Under the proposal, developed to counter overtures by Soviet President Mikhail S. Gorbachev, both the United States and Soviet Union would reduce military manpower--both ground and air forcetroops--in Europe to 275,000 each.
In addition, the proposal will call for mutual reductions to 20,000 tanks and 20,000 troop carriers each, and a limit on artillery pieces of between 16,500 and 24,000 for each side, depending on definitions for each weapon agreed upon by the two sides, Baker said.
Thursday’s session of the Vienna arms talks is the last scheduled before a long summer recess. Submission of NATO’s proposal before the recess gives the Soviets and their allies nearly two months to prepare a reply.
The Vienna negotiations, known as Conventional Forces in Europe or CFE, have had a sporadic history stretching back more than 15 years. President Bush has insisted the imbalance in conventional forces--the Warsaw Pact has a substantial edge in quantity if not quality over NATO--must be addressed before talks are held on the elimination of short-range, or battlefield, nuclear weapons, as proposed by Gorbachev.
Baker linked the decision to move quickly on arms control to Bush’s visit to Poland and Hungary.
“These efforts complement each other, and we think, together, advance the cause of a Europe which is whole and a Europe which is free.”
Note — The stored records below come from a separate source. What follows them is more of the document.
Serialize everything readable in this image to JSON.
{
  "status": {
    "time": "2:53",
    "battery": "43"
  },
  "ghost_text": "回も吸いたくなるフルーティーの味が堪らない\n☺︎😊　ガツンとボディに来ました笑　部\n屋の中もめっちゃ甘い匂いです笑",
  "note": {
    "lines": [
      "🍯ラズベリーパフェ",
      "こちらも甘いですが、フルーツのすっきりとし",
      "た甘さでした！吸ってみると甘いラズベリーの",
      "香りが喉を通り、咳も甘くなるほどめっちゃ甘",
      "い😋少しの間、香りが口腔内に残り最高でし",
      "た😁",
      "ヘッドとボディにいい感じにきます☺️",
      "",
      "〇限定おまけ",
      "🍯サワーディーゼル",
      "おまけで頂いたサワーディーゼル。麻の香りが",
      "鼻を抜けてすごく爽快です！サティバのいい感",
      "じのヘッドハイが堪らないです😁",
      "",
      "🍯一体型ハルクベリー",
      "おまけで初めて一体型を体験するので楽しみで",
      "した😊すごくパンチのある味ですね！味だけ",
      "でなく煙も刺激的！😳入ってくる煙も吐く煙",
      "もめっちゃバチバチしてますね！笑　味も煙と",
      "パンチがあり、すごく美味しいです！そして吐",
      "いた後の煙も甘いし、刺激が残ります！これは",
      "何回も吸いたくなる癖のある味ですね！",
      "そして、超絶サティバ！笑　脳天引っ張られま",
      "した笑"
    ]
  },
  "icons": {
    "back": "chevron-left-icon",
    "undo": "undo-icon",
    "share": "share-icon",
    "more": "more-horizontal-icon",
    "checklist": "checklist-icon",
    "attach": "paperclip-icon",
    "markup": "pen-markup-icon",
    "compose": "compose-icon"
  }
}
Baker insisted the timetable of an accord in a year is not unrealistic, pointing out that NATO is running 60 days ahead of its schedule.
He rejected, meanwhile, a Soviet contention that another Bush timetable--accomplishing the reductions by 1993--cannot be met.
Baker said Hungarian Foreign Minister Gyula Horn had given assurances that the Warsaw Pact decided at a meeting last week not to let the quest for an agreement get bogged down in details.
Baker today also praised the Soviets for accepting a U.S. proposal for trial monitoring of a still-unfinished strategic weapons limitation treaty.
“We think it is very good that the Soviets have responded positively,” Baker said.
Despite complaints by several private American analysts that it is a stalling tactic, Baker said trial monitoring “might well move arms control forward rather than retarding it.”
The negotiations to cut long-range nuclear bombers, missiles and submarines by 30% to 50% are being held in Geneva. Soviet Deputy Foreign Minister Viktor P. Karpov said Monday he accepted the Bush Administration’s argument that the two sides could avoid misunderstandings by finishing trial weapons inspections before the agreement is concluded.